Career
After Cambridge, he became a schoolmaster at Dartington Hall School, Devonshire until Summer 1938 when he took a year off to study bird behaviour on the Galapagos Islands. He was only in the Galapagos for part of that year, starting August 1938. April to August 1939 was spent at the California Academy of Sciences and at Ernst Mayr's home in New Jersey. He returned home in September 1939, after the outbreak of war.
During World War II Lack served in the British Army working on radar research. After hostilities ended he was made Director of the Edward Grey Institute of Field Ornithology at Oxford University (1945–1973). His wartime experience enabled him to make radar observations of bird migration.

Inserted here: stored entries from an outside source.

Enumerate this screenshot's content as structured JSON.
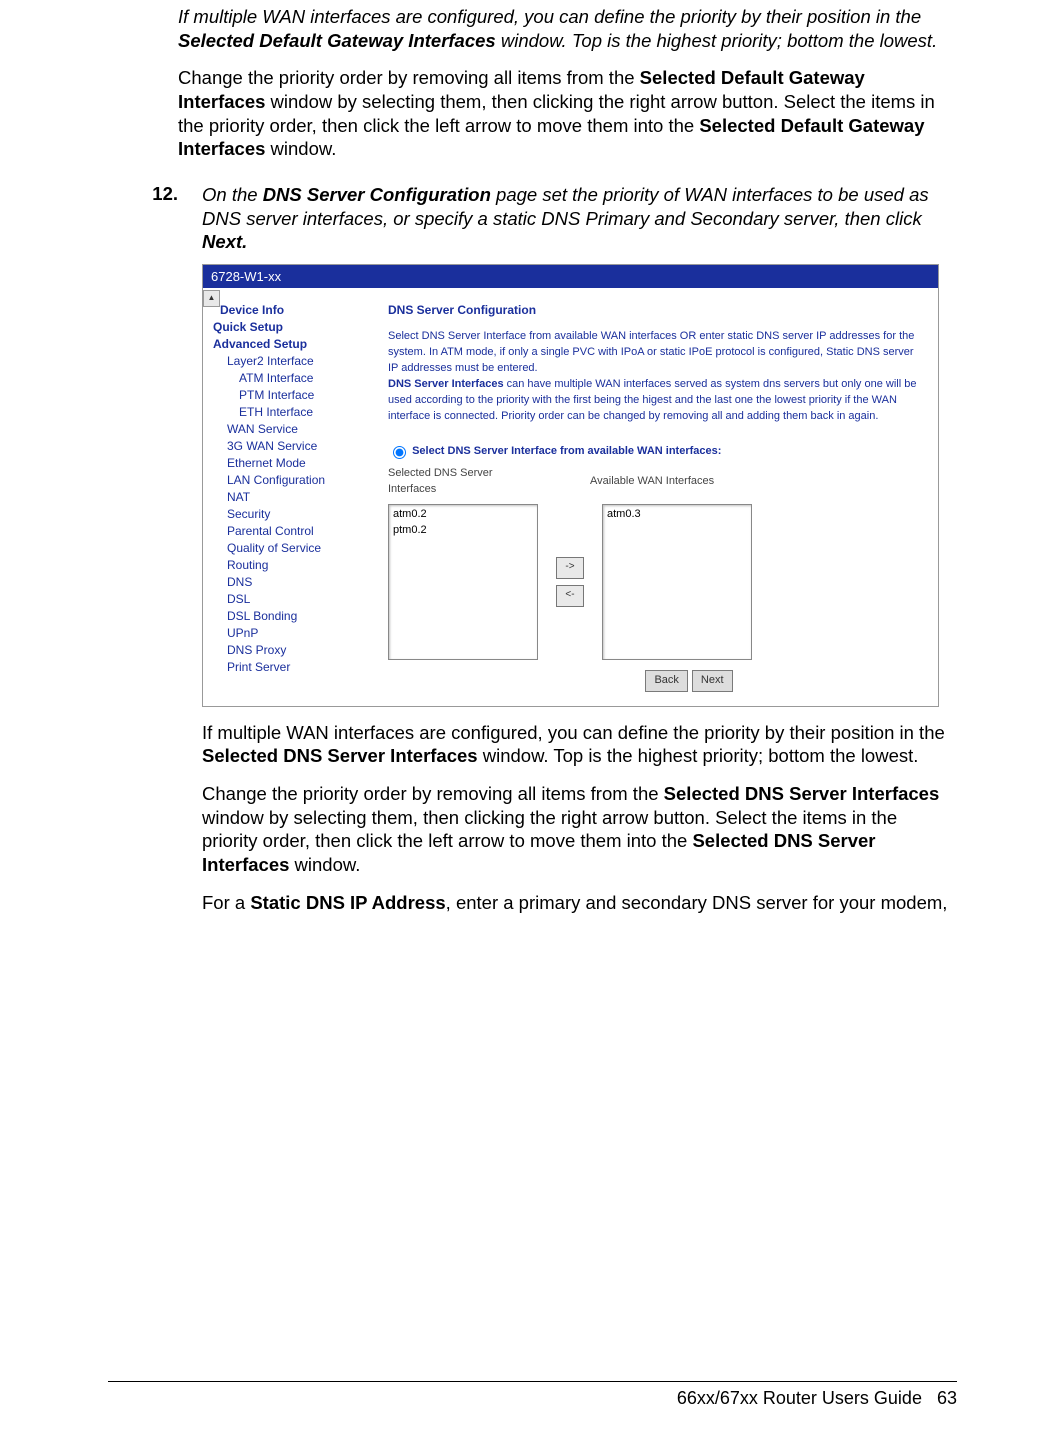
{
  "intro": {
    "para1_pre": "If multiple WAN interfaces are configured, you can define the priority by their position in the ",
    "para1_bold": "Selected Default Gateway Interfaces",
    "para1_post": " window. Top is the highest priority; bottom the lowest.",
    "para2_pre": "Change the priority order by removing all items from the ",
    "para2_bold1": "Selected Default Gateway Interfaces",
    "para2_mid": " window by selecting them, then clicking the right arrow button. Select the items in the priority order, then click the left arrow to move them into the ",
    "para2_bold2": "Selected Default Gateway Interfaces",
    "para2_post": " window."
  },
  "step12": {
    "num": "12.",
    "pre": "On the ",
    "bold1": "DNS Server Configuration",
    "mid": " page set the priority of WAN interfaces to be used as DNS server interfaces, or specify a static DNS Primary and Secondary server, then click ",
    "bold2": "Next."
  },
  "embedded": {
    "titlebar": "6728-W1-xx",
    "sidebar": [
      {
        "label": "Device Info",
        "lvl": 0
      },
      {
        "label": "Quick Setup",
        "lvl": 0
      },
      {
        "label": "Advanced Setup",
        "lvl": 0
      },
      {
        "label": "Layer2 Interface",
        "lvl": 1
      },
      {
        "label": "ATM Interface",
        "lvl": 2
      },
      {
        "label": "PTM Interface",
        "lvl": 2
      },
      {
        "label": "ETH Interface",
        "lvl": 2
      },
      {
        "label": "WAN Service",
        "lvl": 1
      },
      {
        "label": "3G WAN Service",
        "lvl": 1
      },
      {
        "label": "Ethernet Mode",
        "lvl": 1
      },
      {
        "label": "LAN Configuration",
        "lvl": 1
      },
      {
        "label": "NAT",
        "lvl": 1
      },
      {
        "label": "Security",
        "lvl": 1
      },
      {
        "label": "Parental Control",
        "lvl": 1
      },
      {
        "label": "Quality of Service",
        "lvl": 1
      },
      {
        "label": "Routing",
        "lvl": 1
      },
      {
        "label": "DNS",
        "lvl": 1
      },
      {
        "label": "DSL",
        "lvl": 1
      },
      {
        "label": "DSL Bonding",
        "lvl": 1
      },
      {
        "label": "UPnP",
        "lvl": 1
      },
      {
        "label": "DNS Proxy",
        "lvl": 1
      },
      {
        "label": "Print Server",
        "lvl": 1
      }
    ],
    "content": {
      "heading": "DNS Server Configuration",
      "para1": "Select DNS Server Interface from available WAN interfaces OR enter static DNS server IP addresses for the system. In ATM mode, if only a single PVC with IPoA or static IPoE protocol is configured, Static DNS server IP addresses must be entered.",
      "para2_bold": "DNS Server Interfaces",
      "para2_rest": " can have multiple WAN interfaces served as system dns servers but only one will be used according to the priority with the first being the higest and the last one the lowest priority if the WAN interface is connected. Priority order can be changed by removing all and adding them back in again.",
      "radio_label": "Select DNS Server Interface from available WAN interfaces:",
      "selected_label": "Selected DNS Server Interfaces",
      "available_label": "Available WAN Interfaces",
      "selected_items": [
        "atm0.2",
        "ptm0.2"
      ],
      "available_items": [
        "atm0.3"
      ],
      "arrow_right": "->",
      "arrow_left": "<-",
      "back": "Back",
      "next": "Next"
    }
  },
  "after": {
    "p1_pre": "If multiple WAN interfaces are configured, you can define the priority by their position in the ",
    "p1_bold": "Selected DNS Server Interfaces",
    "p1_post": " window. Top is the highest priority; bottom the lowest.",
    "p2_pre": "Change the priority order by removing all items from the ",
    "p2_bold1": "Selected DNS Server Interfaces",
    "p2_mid": " window by selecting them, then clicking the right arrow button. Select the items in the priority order, then click the left arrow to move them into the ",
    "p2_bold2": "Selected DNS Server Interfaces",
    "p2_post": " window.",
    "p3_pre": "For a ",
    "p3_bold": "Static DNS IP Address",
    "p3_post": ", enter a primary and secondary DNS server for your modem,"
  },
  "footer": {
    "title": "66xx/67xx Router Users Guide",
    "page": "63"
  }
}
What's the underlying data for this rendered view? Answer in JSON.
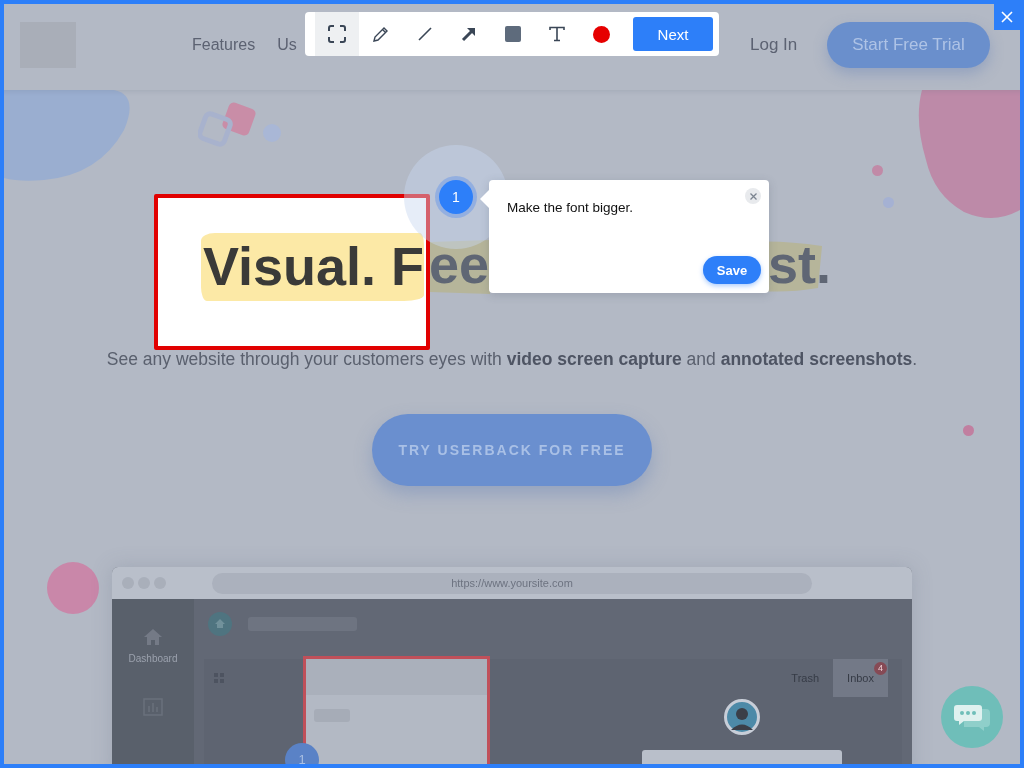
{
  "header": {
    "nav": [
      {
        "label": "Features"
      },
      {
        "label": "Us"
      }
    ],
    "login": "Log In",
    "cta": "Start Free Trial"
  },
  "toolbar": {
    "tools": [
      {
        "kind": "select",
        "selected": true
      },
      {
        "kind": "pen",
        "selected": false
      },
      {
        "kind": "line",
        "selected": false
      },
      {
        "kind": "arrow",
        "selected": false
      },
      {
        "kind": "rectangle",
        "selected": false
      },
      {
        "kind": "text",
        "selected": false
      },
      {
        "kind": "color",
        "selected": false,
        "color": "#e60000"
      }
    ],
    "next": "Next"
  },
  "annotation": {
    "box_text": "Visual. F",
    "marker": "1",
    "comment": "Make the font bigger.",
    "save": "Save"
  },
  "hero": {
    "headline_parts": [
      "ee",
      "st."
    ],
    "subtitle": "See any website through your customers eyes with **video screen capture** and **annotated screenshots**.",
    "cta": "TRY USERBACK FOR FREE"
  },
  "mockup": {
    "url": "https://www.yoursite.com",
    "sidebar": [
      "Dashboard"
    ],
    "tabs": [
      {
        "label": "Trash",
        "selected": false
      },
      {
        "label": "Inbox",
        "selected": true,
        "badge": "4"
      }
    ],
    "marker": "1"
  }
}
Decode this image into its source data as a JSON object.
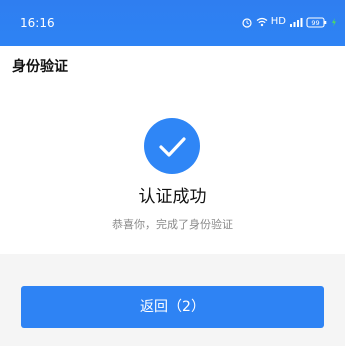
{
  "status_bar": {
    "time": "16:16",
    "network_label": "HD",
    "signal_label": "4G",
    "battery_label": "99"
  },
  "header": {
    "title": "身份验证"
  },
  "result": {
    "icon": "check-icon",
    "title": "认证成功",
    "description": "恭喜你，完成了身份验证"
  },
  "actions": {
    "return_label": "返回（2）"
  },
  "colors": {
    "accent": "#2e83f4",
    "background": "#f5f5f5",
    "title_text": "#111111",
    "muted_text": "#8a8a8a"
  }
}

Lack's work in ornithology was almost entirely based on studies of the living bird. He was one of the pioneers of life-history studies in Britain, especially those based on quantitative approaches, when some traditional ornithologists of the time were focussing their studies on morphology and geographic distribution. Lack's major scientific research included work on population biology and density dependent regulation. His work suggested that natural selection favoured clutch sizes that ensured the greatest number of surviving young. This interpretation was however debated by V.C. Wynne-Edwards who suggested that clutch-size was density-independent. This was one of the earliest debates on group selection. Lack's studies were based on nidicolous birds and some recent studies have suggested that this may not hold for other groups such as seabirds.
He wrote numerous papers in ornithological journals, and had a knack of choosing memorable titles: he once claimed to have single-handedly caused the renaming of a group of birds through the submission of a scientific paper, his 1935 publication, "Territory and polygamy in a bishop bird, Euplectes hordeacea hordeacea (Linn.)" in the journal Ibis. Birds in the genus Euplectes are referred to simply as bishops, but the journal editor felt that with that form the title might cause misunderstanding.